Conforme a companhia, a instalação de uma rede desse tipo no leito marinho é chamada de Sistema de Monitoramento de Reservatórios Permanente (PRM), na sigla em inglês.
Segundo a empresa, ao otimizar o gerenciamento dos campos, a tecnologia maximiza a produção de óleo sem aumento relevante de emissões, contribuindo para a redução da pegada de carbono.
O projeto já está em andamento. A primeira fase — que incluiu a instalação de mais de 460 km de cabos com sensores ópticos — foi concluída em março deste ano. De acordo com a Petrobras, essa extensão cobre uma área de 222 km².
Para a segunda fase, está sendo construída uma rede adicional com mais 316 km de cabos sismográficos, que deve cobrir outros 140 km² nas áreas de produção dos FPSOs Duque de Caxias (Mero 3) e Alexandre de Gusmão (Mero 4). A Petrobras informou que essa etapa será concluída no ano que vem.

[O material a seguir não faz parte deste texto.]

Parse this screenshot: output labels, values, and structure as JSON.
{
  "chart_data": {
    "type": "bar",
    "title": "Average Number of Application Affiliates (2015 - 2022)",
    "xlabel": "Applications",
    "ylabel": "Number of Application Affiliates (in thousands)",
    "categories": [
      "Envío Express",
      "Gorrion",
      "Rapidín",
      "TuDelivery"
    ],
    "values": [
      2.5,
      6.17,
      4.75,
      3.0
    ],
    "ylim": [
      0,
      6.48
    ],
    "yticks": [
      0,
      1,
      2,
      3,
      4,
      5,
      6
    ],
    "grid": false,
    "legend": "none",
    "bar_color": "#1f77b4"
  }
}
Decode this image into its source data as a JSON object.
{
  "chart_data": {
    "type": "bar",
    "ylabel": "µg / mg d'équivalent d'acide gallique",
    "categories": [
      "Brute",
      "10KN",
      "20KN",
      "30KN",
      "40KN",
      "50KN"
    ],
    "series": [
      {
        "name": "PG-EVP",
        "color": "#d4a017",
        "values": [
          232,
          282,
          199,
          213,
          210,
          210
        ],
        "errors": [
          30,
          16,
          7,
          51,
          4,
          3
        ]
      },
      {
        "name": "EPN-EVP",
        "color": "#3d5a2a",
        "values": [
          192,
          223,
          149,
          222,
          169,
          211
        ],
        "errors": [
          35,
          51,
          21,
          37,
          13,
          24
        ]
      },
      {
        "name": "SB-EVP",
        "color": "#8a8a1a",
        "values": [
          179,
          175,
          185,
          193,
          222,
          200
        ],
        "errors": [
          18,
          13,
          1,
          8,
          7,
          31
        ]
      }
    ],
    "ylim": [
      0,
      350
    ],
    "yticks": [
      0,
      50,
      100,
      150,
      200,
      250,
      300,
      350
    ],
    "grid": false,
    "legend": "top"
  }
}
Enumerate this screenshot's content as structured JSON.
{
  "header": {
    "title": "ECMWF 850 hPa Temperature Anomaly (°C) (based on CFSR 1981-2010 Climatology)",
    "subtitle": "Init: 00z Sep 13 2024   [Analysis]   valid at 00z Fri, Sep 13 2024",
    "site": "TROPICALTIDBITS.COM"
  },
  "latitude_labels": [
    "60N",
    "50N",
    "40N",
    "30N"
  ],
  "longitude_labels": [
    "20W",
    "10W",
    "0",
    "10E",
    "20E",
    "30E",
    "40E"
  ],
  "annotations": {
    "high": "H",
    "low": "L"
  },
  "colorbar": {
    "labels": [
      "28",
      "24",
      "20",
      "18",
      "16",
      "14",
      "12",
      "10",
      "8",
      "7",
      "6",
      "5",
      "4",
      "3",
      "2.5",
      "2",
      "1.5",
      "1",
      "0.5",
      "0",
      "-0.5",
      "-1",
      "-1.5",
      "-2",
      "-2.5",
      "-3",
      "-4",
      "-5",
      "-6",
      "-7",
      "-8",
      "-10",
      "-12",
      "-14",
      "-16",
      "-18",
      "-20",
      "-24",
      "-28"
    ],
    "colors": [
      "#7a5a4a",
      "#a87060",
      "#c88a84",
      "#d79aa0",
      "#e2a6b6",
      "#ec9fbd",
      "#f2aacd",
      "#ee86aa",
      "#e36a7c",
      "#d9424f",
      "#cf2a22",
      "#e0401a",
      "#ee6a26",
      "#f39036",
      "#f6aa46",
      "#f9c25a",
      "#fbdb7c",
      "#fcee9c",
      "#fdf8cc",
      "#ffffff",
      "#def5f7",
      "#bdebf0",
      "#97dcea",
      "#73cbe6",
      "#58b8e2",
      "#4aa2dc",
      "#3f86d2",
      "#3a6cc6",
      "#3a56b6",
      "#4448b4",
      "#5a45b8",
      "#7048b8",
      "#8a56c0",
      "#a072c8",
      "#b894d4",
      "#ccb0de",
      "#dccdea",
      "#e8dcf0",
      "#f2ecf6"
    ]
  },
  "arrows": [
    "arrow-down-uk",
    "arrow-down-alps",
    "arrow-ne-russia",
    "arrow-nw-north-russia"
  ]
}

Os dados coletados do subsolo marinho serão recebidos inicialmente pelos computadores a bordo das plataformas. Com o avanço do projeto, a previsão é que essas informações sejam enviadas por fibra óptica para a sede da Petrobras.
Em parceria com a Universidade Federal do Rio de Janeiro (UFRJ), a companhia também pretende usar Inteligência Artificial para capturar informações continuamente do sistema PRM na área de Mero, contribuindo para a pesquisa científica e para a segurança operacional do campo.
Segundo a empresa, o campo de Mero está localizado no Bloco de Libra, pertencente ao consórcio de mesmo nome, e é operado pela Petrobras em parceria com Shell Brasil Petróleo Ltda., Total Energies EP Brasil Ltda., CNPC, CNOOC Petroleum Brasil Ltda. e Pré-Sal Petróleo S.A. (PPSA), que exerce o papel de gestora do Contrato de Partilha de Produção e representa a União na área adjacente ao campo.